Booze up finals party tomorrow at my brothers. He's got his board sorted, now all I need to do is find my "arras", haven't played in 10 years!


----------



## namaste (May 8, 2003)

My board hangs in the kitchen, it's only used when family or friends from the Continent are staying over. I only watch when Barneveld is playing


----------



## pg tips (May 16, 2003)

thought he had a 9 darter this evening. 7 treble 20's on the trot bloody good arras!


----------



## MarkF (Jul 5, 2003)

namaste said:


> My board hangs in the kitchen, it's only used when family or friends from the Continent are staying over. I only watch when Barneveld is playing


I read an article in the Times today where Barneveld was quoted as saying that in Holland he was the "Dutch Beckham"







Is this true? Is he that popular?


----------



## pg tips (May 16, 2003)

In a word Mark, YES! Darts is huge over there, 1/3 of the population will be watching tomorrows final.


----------



## pg tips (May 16, 2003)

Well done BARNEY!

You wiped the floor with Adams.

In my own family tri brother championship i came last!
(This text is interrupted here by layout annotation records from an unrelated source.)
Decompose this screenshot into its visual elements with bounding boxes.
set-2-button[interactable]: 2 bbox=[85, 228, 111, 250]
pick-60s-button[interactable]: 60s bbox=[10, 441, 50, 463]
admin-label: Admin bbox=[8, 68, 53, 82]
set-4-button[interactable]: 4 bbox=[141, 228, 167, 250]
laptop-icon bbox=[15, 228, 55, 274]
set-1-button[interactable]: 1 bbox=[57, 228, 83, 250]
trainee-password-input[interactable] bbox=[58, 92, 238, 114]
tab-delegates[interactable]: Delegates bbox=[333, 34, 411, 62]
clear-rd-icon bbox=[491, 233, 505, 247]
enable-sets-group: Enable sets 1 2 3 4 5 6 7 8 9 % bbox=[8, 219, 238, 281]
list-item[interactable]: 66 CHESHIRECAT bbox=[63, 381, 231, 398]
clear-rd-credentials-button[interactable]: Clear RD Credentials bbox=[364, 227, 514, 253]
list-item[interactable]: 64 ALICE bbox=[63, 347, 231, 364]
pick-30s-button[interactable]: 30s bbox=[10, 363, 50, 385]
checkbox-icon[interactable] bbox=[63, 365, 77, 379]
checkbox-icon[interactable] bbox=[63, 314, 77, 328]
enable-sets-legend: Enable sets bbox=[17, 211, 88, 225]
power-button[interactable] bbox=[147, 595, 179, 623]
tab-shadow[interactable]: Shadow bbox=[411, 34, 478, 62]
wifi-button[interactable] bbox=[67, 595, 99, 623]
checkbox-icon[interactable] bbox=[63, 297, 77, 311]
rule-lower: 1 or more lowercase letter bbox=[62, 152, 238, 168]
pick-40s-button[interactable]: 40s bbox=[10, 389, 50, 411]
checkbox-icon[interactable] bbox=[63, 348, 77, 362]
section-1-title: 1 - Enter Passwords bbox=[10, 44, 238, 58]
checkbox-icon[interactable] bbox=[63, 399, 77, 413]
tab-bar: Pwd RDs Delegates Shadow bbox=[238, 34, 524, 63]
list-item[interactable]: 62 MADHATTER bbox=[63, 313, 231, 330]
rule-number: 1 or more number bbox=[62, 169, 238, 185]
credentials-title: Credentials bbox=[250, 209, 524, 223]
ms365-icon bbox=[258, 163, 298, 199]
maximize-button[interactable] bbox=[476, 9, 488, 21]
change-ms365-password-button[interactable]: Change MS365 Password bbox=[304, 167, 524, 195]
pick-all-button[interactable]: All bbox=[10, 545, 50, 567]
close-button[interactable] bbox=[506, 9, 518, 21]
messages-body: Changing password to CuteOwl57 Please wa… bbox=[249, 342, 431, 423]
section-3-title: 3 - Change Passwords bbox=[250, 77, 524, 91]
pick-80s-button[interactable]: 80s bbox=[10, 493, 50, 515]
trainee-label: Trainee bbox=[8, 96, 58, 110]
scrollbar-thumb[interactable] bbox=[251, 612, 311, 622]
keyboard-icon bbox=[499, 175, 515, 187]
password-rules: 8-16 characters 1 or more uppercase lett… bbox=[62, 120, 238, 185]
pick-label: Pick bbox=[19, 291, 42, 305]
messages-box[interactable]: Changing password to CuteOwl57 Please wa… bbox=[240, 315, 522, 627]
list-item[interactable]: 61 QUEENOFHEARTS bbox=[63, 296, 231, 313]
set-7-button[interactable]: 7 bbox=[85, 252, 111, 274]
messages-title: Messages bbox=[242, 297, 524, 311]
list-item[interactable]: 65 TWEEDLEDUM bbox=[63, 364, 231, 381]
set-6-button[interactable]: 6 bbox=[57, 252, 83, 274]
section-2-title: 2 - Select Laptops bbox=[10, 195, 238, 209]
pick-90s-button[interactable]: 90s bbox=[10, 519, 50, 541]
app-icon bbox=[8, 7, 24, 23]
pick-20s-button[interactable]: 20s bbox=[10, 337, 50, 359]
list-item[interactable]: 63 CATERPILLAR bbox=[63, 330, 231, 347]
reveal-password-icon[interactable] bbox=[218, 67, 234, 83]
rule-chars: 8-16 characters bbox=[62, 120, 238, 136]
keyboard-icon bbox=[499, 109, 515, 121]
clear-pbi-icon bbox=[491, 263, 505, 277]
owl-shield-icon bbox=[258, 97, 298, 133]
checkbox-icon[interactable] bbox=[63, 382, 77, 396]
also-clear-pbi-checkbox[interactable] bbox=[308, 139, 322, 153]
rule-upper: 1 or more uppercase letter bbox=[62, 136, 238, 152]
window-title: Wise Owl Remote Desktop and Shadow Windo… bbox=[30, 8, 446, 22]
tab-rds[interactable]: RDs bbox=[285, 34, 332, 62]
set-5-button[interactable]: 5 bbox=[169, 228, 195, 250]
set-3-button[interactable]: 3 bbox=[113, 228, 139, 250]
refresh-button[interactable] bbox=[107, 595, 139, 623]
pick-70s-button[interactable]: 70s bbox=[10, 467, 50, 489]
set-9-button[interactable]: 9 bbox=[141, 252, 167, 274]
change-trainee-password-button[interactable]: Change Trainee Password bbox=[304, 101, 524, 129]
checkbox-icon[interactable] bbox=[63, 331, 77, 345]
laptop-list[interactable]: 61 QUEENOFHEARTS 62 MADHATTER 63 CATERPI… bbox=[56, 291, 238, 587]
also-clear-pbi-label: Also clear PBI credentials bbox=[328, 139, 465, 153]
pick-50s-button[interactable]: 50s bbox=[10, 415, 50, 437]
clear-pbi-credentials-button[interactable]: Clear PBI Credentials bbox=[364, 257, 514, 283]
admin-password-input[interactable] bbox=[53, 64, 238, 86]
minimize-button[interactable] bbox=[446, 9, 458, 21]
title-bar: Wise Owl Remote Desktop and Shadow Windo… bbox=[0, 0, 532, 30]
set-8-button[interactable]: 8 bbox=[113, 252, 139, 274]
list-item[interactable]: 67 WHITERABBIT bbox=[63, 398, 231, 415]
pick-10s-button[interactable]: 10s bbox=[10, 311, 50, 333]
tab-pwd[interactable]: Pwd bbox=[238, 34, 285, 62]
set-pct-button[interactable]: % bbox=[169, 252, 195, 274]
Although I got a few 140's (none of us got a 180) and I had 3 checkouts over a ton!!! But my kid brother had a point to prove, I think he's been practicing for a fortnight!
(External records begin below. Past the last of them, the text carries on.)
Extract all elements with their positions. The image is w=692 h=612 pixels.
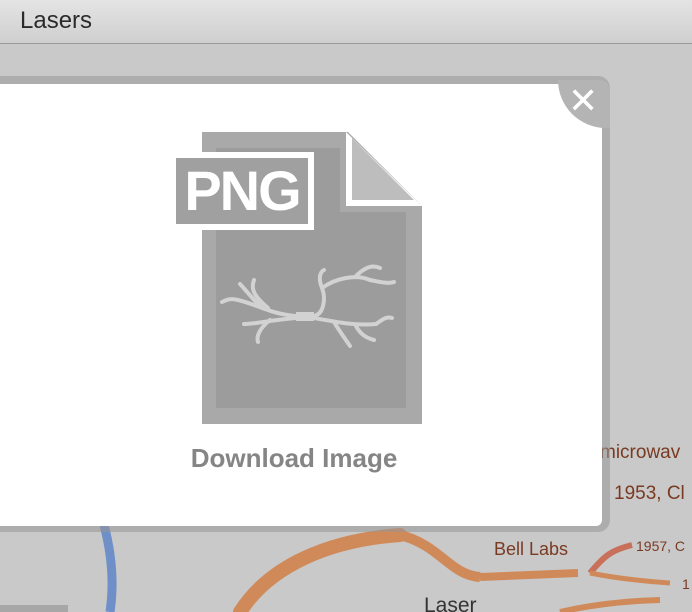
branch-to-laser bbox=[398, 530, 481, 582]
download-label: Download Image bbox=[190, 443, 398, 473]
bottom-tab bbox=[0, 605, 68, 612]
map-label-laser[interactable]: Laser bbox=[424, 594, 477, 612]
branch-bell-labs bbox=[479, 569, 579, 581]
title-bar: Lasers bbox=[0, 0, 692, 44]
branch-main bbox=[233, 528, 407, 612]
branch-blue bbox=[99, 523, 117, 612]
png-badge: PNG bbox=[170, 152, 314, 230]
map-label-1957[interactable]: 1957, C bbox=[636, 538, 685, 554]
close-icon: ✕ bbox=[568, 81, 599, 122]
branch-1957-lower bbox=[589, 570, 671, 586]
download-image-button[interactable]: PNG Download Image bbox=[160, 128, 430, 478]
branch-1957 bbox=[587, 542, 633, 575]
window-title: Lasers bbox=[20, 7, 93, 34]
map-label-microwave[interactable]: microwav bbox=[600, 442, 680, 464]
map-label-bell-labs[interactable]: Bell Labs bbox=[494, 539, 568, 560]
map-label-1953[interactable]: 1953, Cl bbox=[614, 483, 685, 505]
map-label-1[interactable]: 1 bbox=[682, 576, 690, 592]
branch-lower bbox=[559, 597, 661, 612]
Oh I drank the most as well which probably accounts for my losing!


----------



## JoT (Aug 12, 2003)

I think the British Darts Organisation's World Championship is a great event and its great to have the Dutch in the crowd









I just wish there was one world championship; the Professional Darts Corporation's version also has some great players notably Phil Taylor.
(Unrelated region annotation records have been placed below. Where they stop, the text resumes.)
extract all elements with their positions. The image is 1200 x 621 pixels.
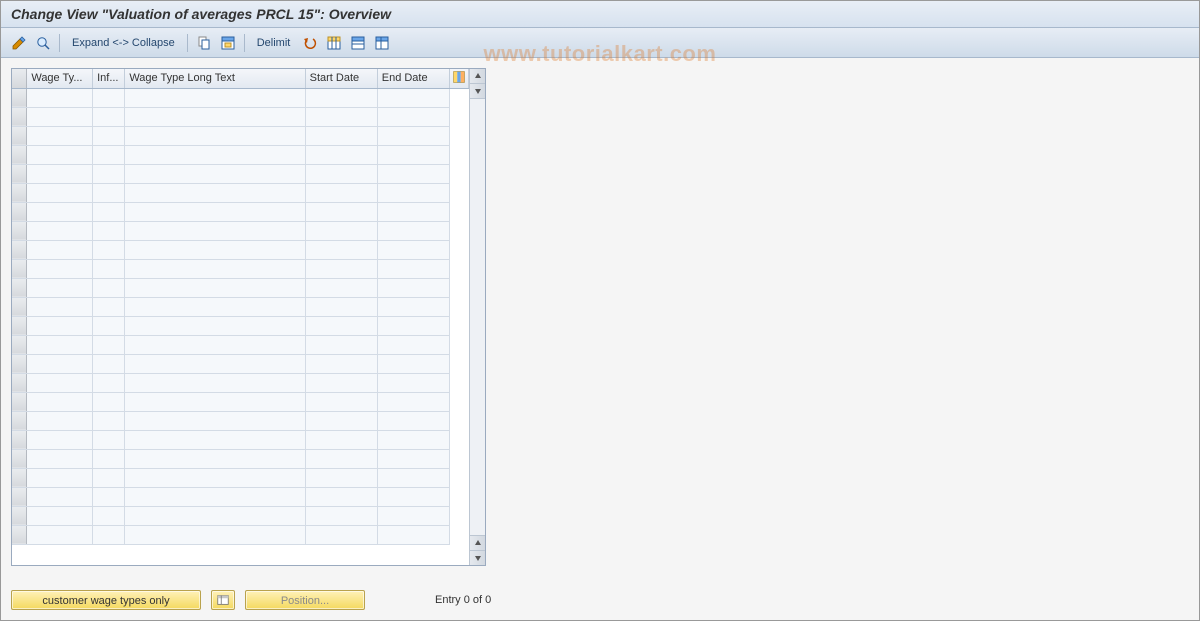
col-end-date[interactable]: End Date bbox=[377, 69, 449, 88]
scrollbar-track[interactable] bbox=[470, 99, 485, 535]
table-row[interactable] bbox=[12, 487, 469, 506]
col-inf[interactable]: Inf... bbox=[93, 69, 125, 88]
table-body bbox=[12, 88, 469, 544]
table-settings-icon-3[interactable] bbox=[372, 33, 392, 53]
table-row[interactable] bbox=[12, 221, 469, 240]
position-icon-button[interactable] bbox=[211, 590, 235, 610]
table-row[interactable] bbox=[12, 126, 469, 145]
table-row[interactable] bbox=[12, 392, 469, 411]
scroll-down-icon-2[interactable] bbox=[470, 550, 485, 565]
grid-body: Wage Ty... Inf... Wage Type Long Text St… bbox=[12, 69, 469, 565]
table-row[interactable] bbox=[12, 183, 469, 202]
content-area: Wage Ty... Inf... Wage Type Long Text St… bbox=[1, 58, 1199, 576]
toolbar: Expand <-> Collapse Delimit bbox=[1, 28, 1199, 58]
separator bbox=[59, 34, 60, 52]
table-row[interactable] bbox=[12, 373, 469, 392]
separator bbox=[187, 34, 188, 52]
table-row[interactable] bbox=[12, 449, 469, 468]
undo-icon[interactable] bbox=[300, 33, 320, 53]
table-row[interactable] bbox=[12, 297, 469, 316]
select-all-icon[interactable] bbox=[218, 33, 238, 53]
table-row[interactable] bbox=[12, 145, 469, 164]
table-row[interactable] bbox=[12, 240, 469, 259]
table-row[interactable] bbox=[12, 202, 469, 221]
details-icon[interactable] bbox=[33, 33, 53, 53]
table-row[interactable] bbox=[12, 278, 469, 297]
vertical-scrollbar[interactable] bbox=[469, 69, 485, 565]
table-settings-icon-2[interactable] bbox=[348, 33, 368, 53]
copy-icon[interactable] bbox=[194, 33, 214, 53]
table-row[interactable] bbox=[12, 411, 469, 430]
entry-status: Entry 0 of 0 bbox=[435, 594, 491, 606]
customer-wage-types-button[interactable]: customer wage types only bbox=[11, 590, 201, 610]
table-row[interactable] bbox=[12, 525, 469, 544]
delimit-button[interactable]: Delimit bbox=[251, 37, 297, 49]
table-row[interactable] bbox=[12, 506, 469, 525]
table-row[interactable] bbox=[12, 164, 469, 183]
separator bbox=[244, 34, 245, 52]
footer: customer wage types only Position... Ent… bbox=[11, 590, 491, 610]
table-row[interactable] bbox=[12, 259, 469, 278]
col-wage-type[interactable]: Wage Ty... bbox=[27, 69, 93, 88]
scroll-down-icon[interactable] bbox=[470, 84, 485, 99]
sap-window: Change View "Valuation of averages PRCL … bbox=[0, 0, 1200, 621]
table-row[interactable] bbox=[12, 335, 469, 354]
data-table: Wage Ty... Inf... Wage Type Long Text St… bbox=[12, 69, 469, 545]
data-grid: Wage Ty... Inf... Wage Type Long Text St… bbox=[11, 68, 486, 566]
scroll-up-icon[interactable] bbox=[470, 69, 485, 84]
expand-collapse-button[interactable]: Expand <-> Collapse bbox=[66, 37, 181, 49]
table-settings-icon-1[interactable] bbox=[324, 33, 344, 53]
scroll-up-icon-2[interactable] bbox=[470, 535, 485, 550]
table-row[interactable] bbox=[12, 430, 469, 449]
row-select-header[interactable] bbox=[12, 69, 27, 88]
col-start-date[interactable]: Start Date bbox=[305, 69, 377, 88]
table-row[interactable] bbox=[12, 354, 469, 373]
title-bar: Change View "Valuation of averages PRCL … bbox=[1, 1, 1199, 28]
table-row[interactable] bbox=[12, 468, 469, 487]
table-row[interactable] bbox=[12, 88, 469, 107]
table-row[interactable] bbox=[12, 107, 469, 126]
col-long-text[interactable]: Wage Type Long Text bbox=[125, 69, 305, 88]
position-button[interactable]: Position... bbox=[245, 590, 365, 610]
page-title: Change View "Valuation of averages PRCL … bbox=[11, 6, 391, 22]
table-row[interactable] bbox=[12, 316, 469, 335]
toggle-edit-icon[interactable] bbox=[9, 33, 29, 53]
table-personalize-icon[interactable] bbox=[449, 69, 468, 88]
They don't (or can't) play in both sadly









Well done Barney .... I think he will be challenging the Craftey Cockney's record of 5 chapionships next year ... trouble is with the PDC boys not competing will it really be as big an achievement?


----------



## Griff (Feb 23, 2003)

I thought the final was bleedin crap


----------



## JoT (Aug 12, 2003)

Griff said:


> I thought the final was bleedin crap


 It wasn't the best final I agree .... most of the best darts players are on the PDC circuit ...I wish they would get together again


----------